Bosch returned to the door and stuck his head back into the entrance hallway. He drew Valdez’s attention and signaled him into the garage.
As the police chief entered, his eyes held on the stacks of supplies in the center of the garage.
“What is all of this?” he asked.
“Dockweiler’s a survivalist,” Bosch said. “Looks like he must put all his money into this stuff. The attic and two of the bedrooms are full of D-day supplies and weapons. He’s got an arsenal in one bedroom. And it looks like he could go three or four months with this stuff as long as he doesn’t mind eating Army beef stew out of a can.”
“Well, I hope he packed a can opener.”
“It might explain some of his motivation. When the world is coming to an end, people act out, take what they want. Is Trevino getting anywhere?”

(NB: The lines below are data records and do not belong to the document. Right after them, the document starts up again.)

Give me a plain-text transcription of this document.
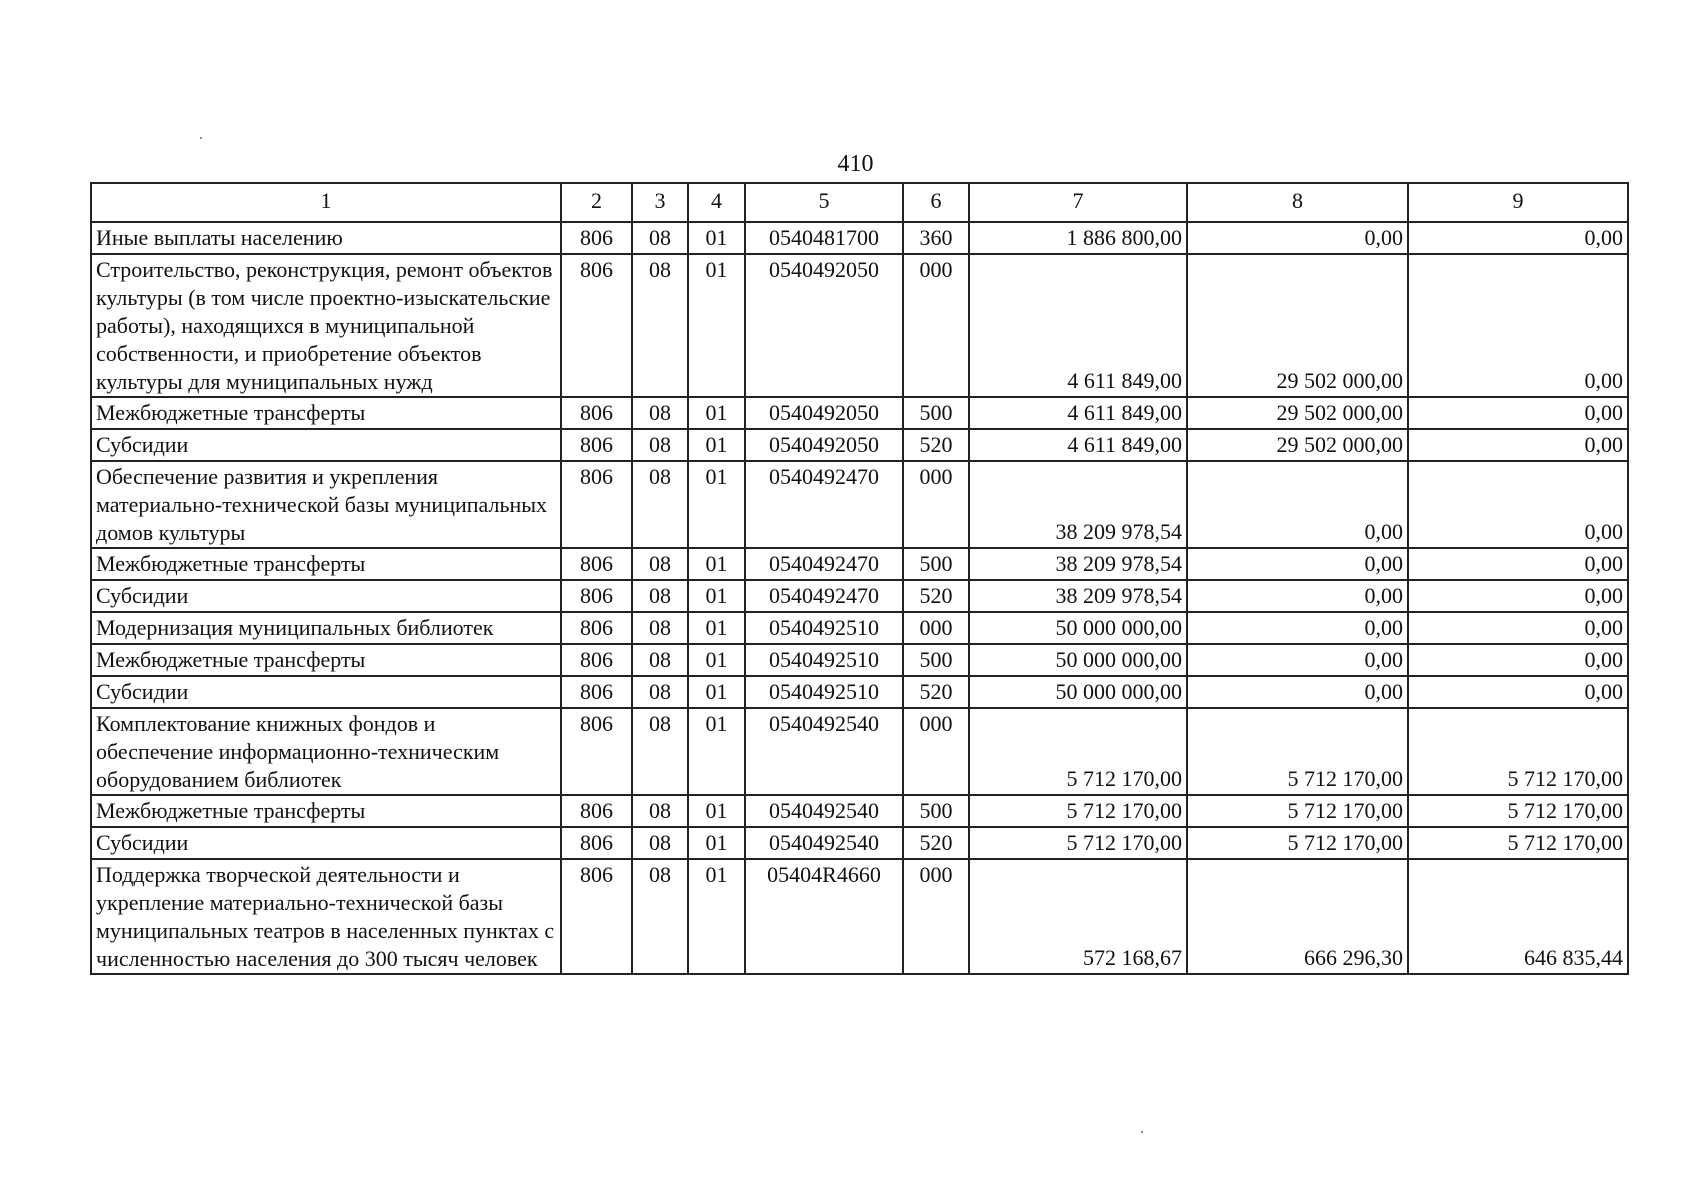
410
1	2	3	4	5	6	7	8	9
Иные выплаты населению	806	08	01	0540481700	360	1 886 800,00	0,00	0,00
Строительство, реконструкция, ремонт объектов культуры (в том числе проектно-изыскательские работы), находящихся в муниципальной собственности, и приобретение объектов культуры для муниципальных нужд	806	08	01	0540492050	000	4 611 849,00	29 502 000,00	0,00
Межбюджетные трансферты	806	08	01	0540492050	500	4 611 849,00	29 502 000,00	0,00
Субсидии	806	08	01	0540492050	520	4 611 849,00	29 502 000,00	0,00
Обеспечение развития и укрепления материально-технической базы муниципальных домов культуры	806	08	01	0540492470	000	38 209 978,54	0,00	0,00
Межбюджетные трансферты	806	08	01	0540492470	500	38 209 978,54	0,00	0,00
Субсидии	806	08	01	0540492470	520	38 209 978,54	0,00	0,00
Модернизация муниципальных библиотек	806	08	01	0540492510	000	50 000 000,00	0,00	0,00
Межбюджетные трансферты	806	08	01	0540492510	500	50 000 000,00	0,00	0,00
Субсидии	806	08	01	0540492510	520	50 000 000,00	0,00	0,00
Комплектование книжных фондов и обеспечение информационно-техническим оборудованием библиотек	806	08	01	0540492540	000	5 712 170,00	5 712 170,00	5 712 170,00
Межбюджетные трансферты	806	08	01	0540492540	500	5 712 170,00	5 712 170,00	5 712 170,00
Субсидии	806	08	01	0540492540	520	5 712 170,00	5 712 170,00	5 712 170,00
Поддержка творческой деятельности и укрепление материально-технической базы муниципальных театров в населенных пунктах с численностью населения до 300 тысяч человек	806	08	01	05404R4660	000	572 168,67	666 296,30	646 835,44
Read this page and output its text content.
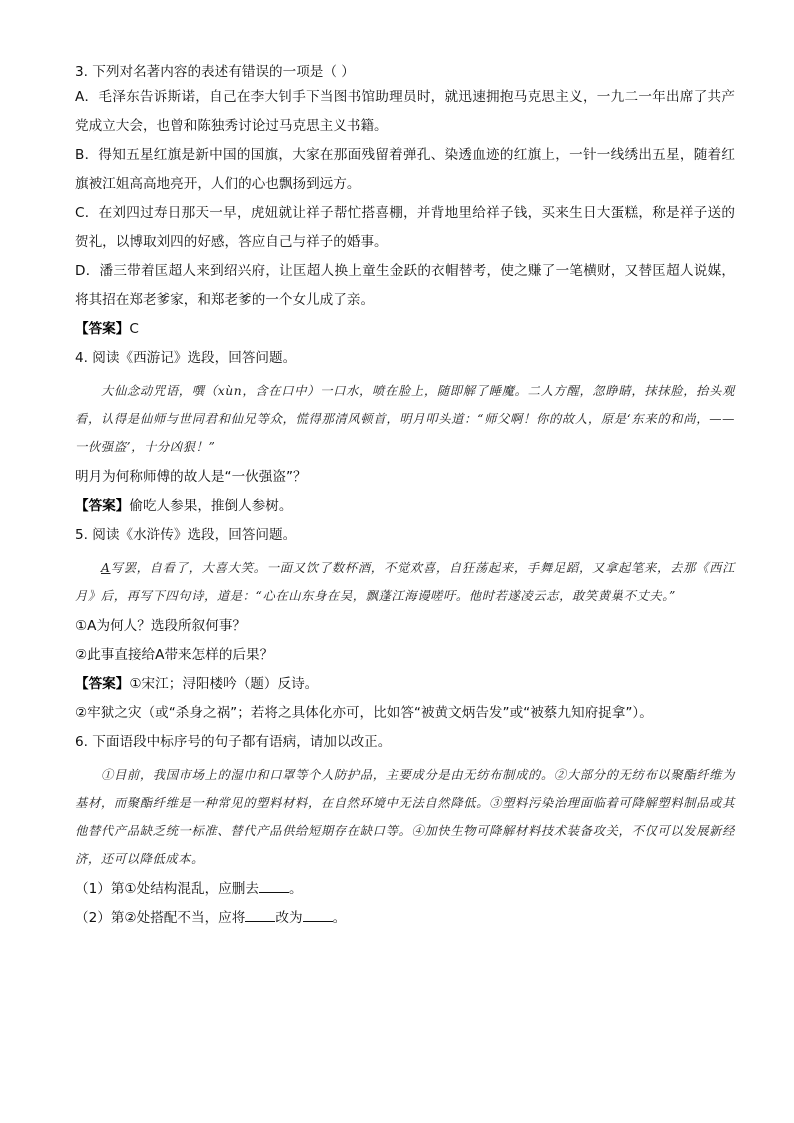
3. 下列对名著内容的表述有错误的一项是（ ）

A．毛泽东告诉斯诺，自己在李大钊手下当图书馆助理员时，就迅速拥抱马克思主义，一九二一年出席了共产党成立大会，也曾和陈独秀讨论过马克思主义书籍。

B．得知五星红旗是新中国的国旗，大家在那面残留着弹孔、染透血迹的红旗上，一针一线绣出五星，随着红旗被江姐高高地亮开，人们的心也飘扬到远方。

C．在刘四过寿日那天一早，虎妞就让祥子帮忙搭喜棚，并背地里给祥子钱，买来生日大蛋糕，称是祥子送的贺礼，以博取刘四的好感，答应自己与祥子的婚事。

D．潘三带着匡超人来到绍兴府，让匡超人换上童生金跃的衣帽替考，使之赚了一笔横财，又替匡超人说媒，将其招在郑老爹家，和郑老爹的一个女儿成了亲。

【答案】C

4. 阅读《西游记》选段，回答问题。

大仙念动咒语，噀（xùn，含在口中）一口水，喷在脸上，随即解了睡魔。二人方醒，忽睁睛，抹抹脸，抬头观看，认得是仙师与世同君和仙兄等众，慌得那清风顿首，明月叩头道：“师父啊！你的故人，原是‘东来的和尚，——一伙强盗’，十分凶狠！”

明月为何称师傅的故人是“一伙强盗”？

【答案】偷吃人参果，推倒人参树。

5. 阅读《水浒传》选段，回答问题。

A写罢，自看了，大喜大笑。一面又饮了数杯酒，不觉欢喜，自狂荡起来，手舞足蹈，又拿起笔来，去那《西江月》后，再写下四句诗，道是：“心在山东身在吴，飘蓬江海谩嗟吁。他时若遂凌云志，敢笑黄巢不丈夫。”

①A为何人？选段所叙何事？

②此事直接给A带来怎样的后果？

【答案】①宋江；浔阳楼吟（题）反诗。

②牢狱之灾（或“杀身之祸”；若将之具体化亦可，比如答“被黄文炳告发”或“被蔡九知府捉拿”）。

6. 下面语段中标序号的句子都有语病，请加以改正。

①目前，我国市场上的湿巾和口罩等个人防护品，主要成分是由无纺布制成的。②大部分的无纺布以聚酯纤维为基材，而聚酯纤维是一种常见的塑料材料，在自然环境中无法自然降低。③塑料污染治理面临着可降解塑料制品或其他替代产品缺乏统一标准、替代产品供给短期存在缺口等。④加快生物可降解材料技术装备攻关，不仅可以发展新经济，还可以降低成本。

（1）第①处结构混乱，应删去 。

（2）第②处搭配不当，应将 改为 。
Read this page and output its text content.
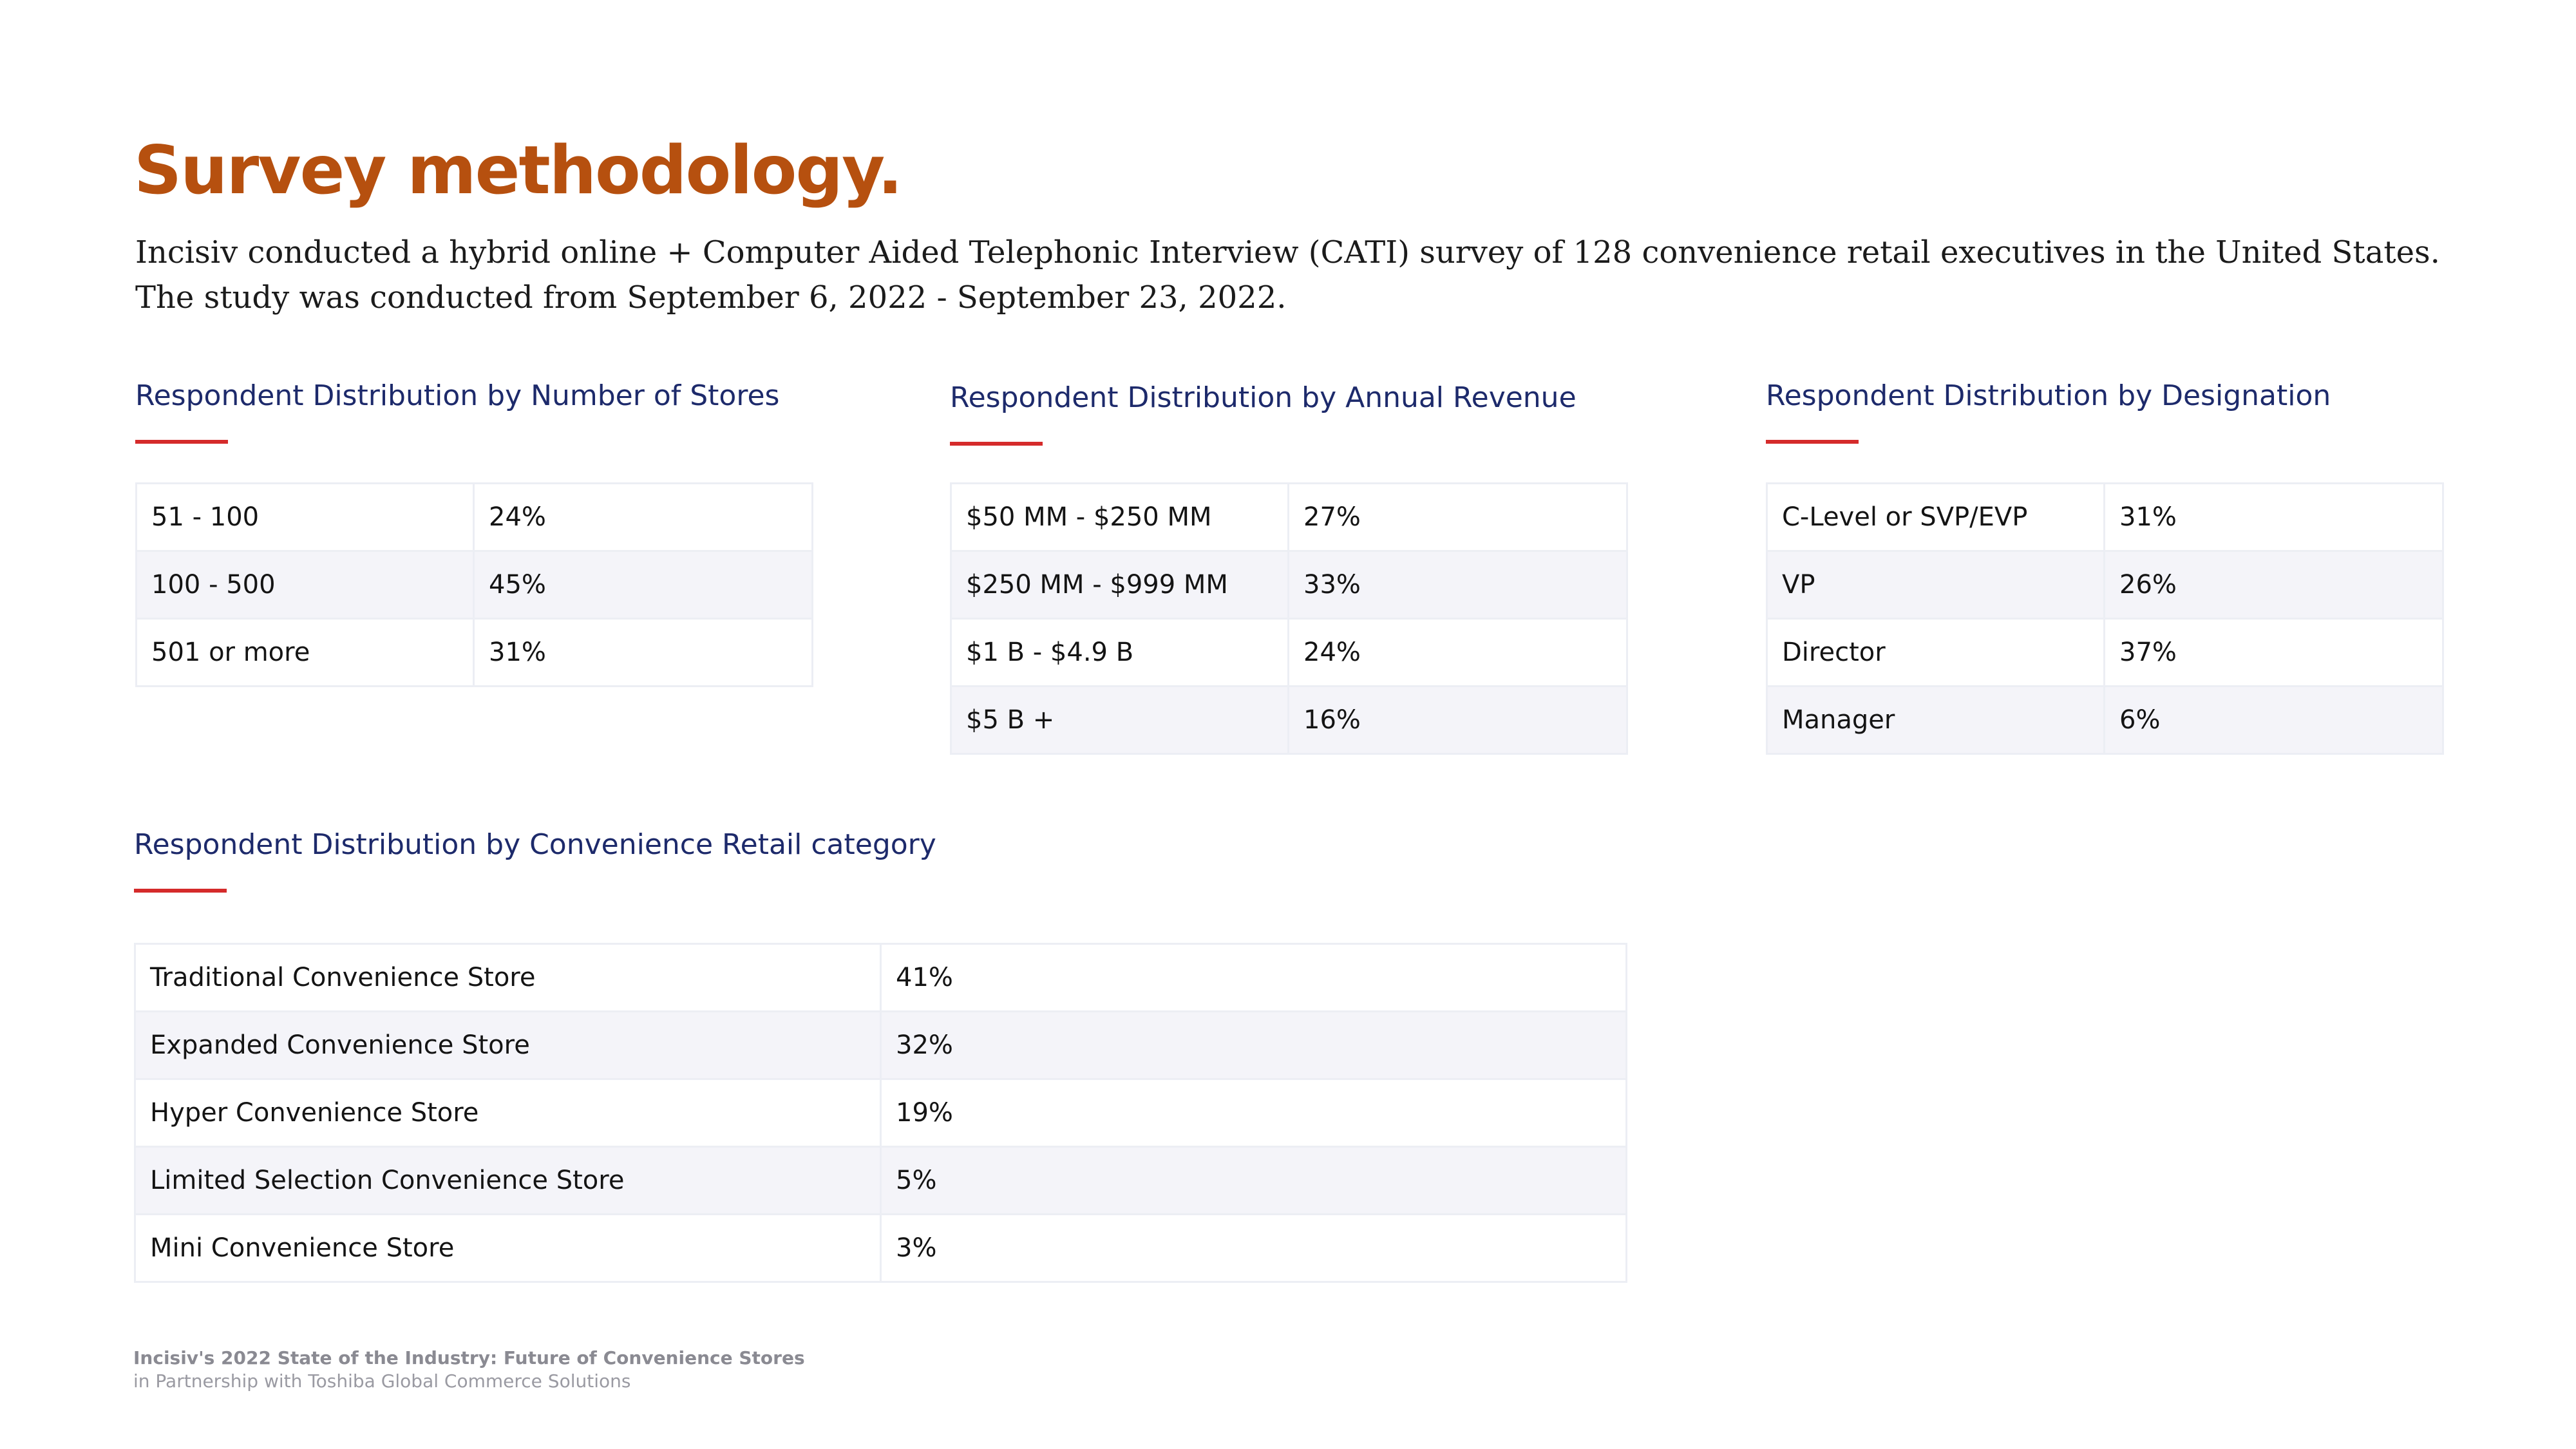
Survey methodology.

Incisiv conducted a hybrid online + Computer Aided Telephonic Interview (CATI) survey of 128 convenience retail executives in the United States. The study was conducted from September 6, 2022 - September 23, 2022.

Respondent Distribution by Number of Stores
51 - 100	24%
100 - 500	45%
501 or more	31%
Respondent Distribution by Annual Revenue
$50 MM - $250 MM	27%
$250 MM - $999 MM	33%
$1 B - $4.9 B	24%
$5 B +	16%
Respondent Distribution by Designation
C-Level or SVP/EVP	31%
VP	26%
Director	37%
Manager	6%
Respondent Distribution by Convenience Retail category
Traditional Convenience Store	41%
Expanded Convenience Store	32%
Hyper Convenience Store	19%
Limited Selection Convenience Store	5%
Mini Convenience Store	3%
Incisiv's 2022 State of the Industry: Future of Convenience Stores
in Partnership with Toshiba Global Commerce Solutions
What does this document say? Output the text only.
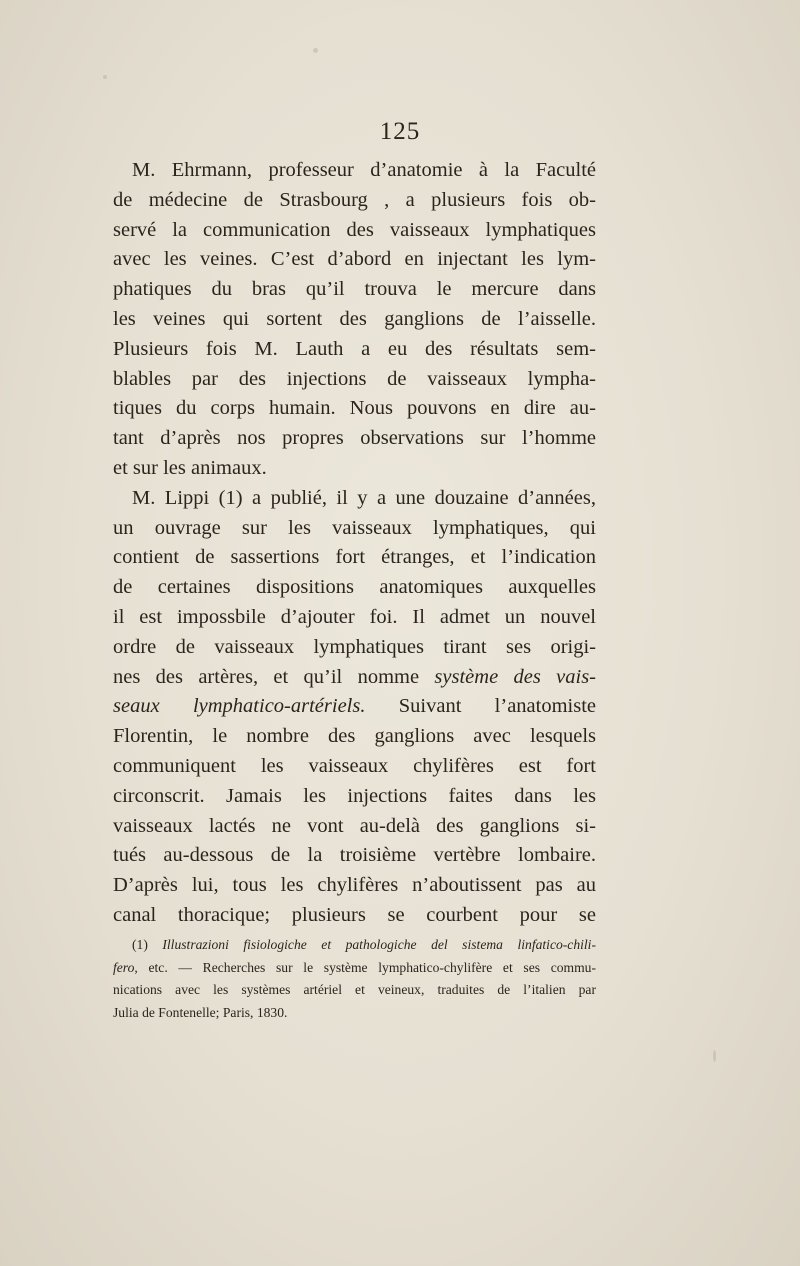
125
M. Ehrmann, professeur d’anatomie à la Faculté
de médecine de Strasbourg , a plusieurs fois ob-
servé la communication des vaisseaux lymphatiques
avec les veines. C’est d’abord en injectant les lym-
phatiques du bras qu’il trouva le mercure dans
les veines qui sortent des ganglions de l’aisselle.
Plusieurs fois M. Lauth a eu des résultats sem-
blables par des injections de vaisseaux lympha-
tiques du corps humain. Nous pouvons en dire au-
tant d’après nos propres observations sur l’homme
et sur les animaux.
M. Lippi (1) a publié, il y a une douzaine d’années,
un ouvrage sur les vaisseaux lymphatiques, qui
contient de sassertions fort étranges, et l’indication
de certaines dispositions anatomiques auxquelles
il est impossbile d’ajouter foi. Il admet un nouvel
ordre de vaisseaux lymphatiques tirant ses origi-
nes des artères, et qu’il nomme système des vais-
seaux lymphatico-artériels. Suivant l’anatomiste
Florentin, le nombre des ganglions avec lesquels
communiquent les vaisseaux chylifères est fort
circonscrit. Jamais les injections faites dans les
vaisseaux lactés ne vont au-delà des ganglions si-
tués au-dessous de la troisième vertèbre lombaire.
D’après lui, tous les chylifères n’aboutissent pas au
canal thoracique; plusieurs se courbent pour se
(1) Illustrazioni fisiologiche et pathologiche del sistema linfatico-chili-
fero, etc. — Recherches sur le système lymphatico-chylifère et ses commu-
nications avec les systèmes artériel et veineux, traduites de l’italien par
Julia de Fontenelle; Paris, 1830.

“No, nowhere. Dockweiler’s just playing games, denying everything, then hinting he might know something.”
Bosch nodded. He assumed that he would get his shot as soon as he was finished with the search.
“I’m going to take a quick look at the truck and then call a judge. I want a legit warrant to really do a down-and-dirty search of this place.”
Valdez was smart enough to read Bosch’s thinking.
“So you think Bella’s gone, huh?”
Bosch hesitated but then nodded somberly.
“I mean, why would he keep her alive?” he said. “Our profiler said this guy was going to graduate to murder. Bella could ID him. Why let her live?”
Valdez dropped his chin to his chest.
“Sorry, Chief,” Bosch said. “Just being realistic about things.”
“I know,” Valdez said. “But we’re not going to stop until we find her. One way or the other.”
“I wouldn’t want to.”
Valdez clapped him on the arm and went back through the door into the house.
Bosch moved down a narrow passageway through the stacks to the driveway and Dockweiler’s truck. The front cab was unlocked and he opened it on the passenger side since it was most likely that side would show an indication if Bella Lourdes had been in the truck. On the passenger seat sat a large closed bag from a McDonald’s restaurant. Bosch stripped off a glove and placed the back of his fingers against the bag. It was slightly warm to the touch and Bosch assumed that Dockweiler’s arrival at the house had come after he went out to pick up dinner.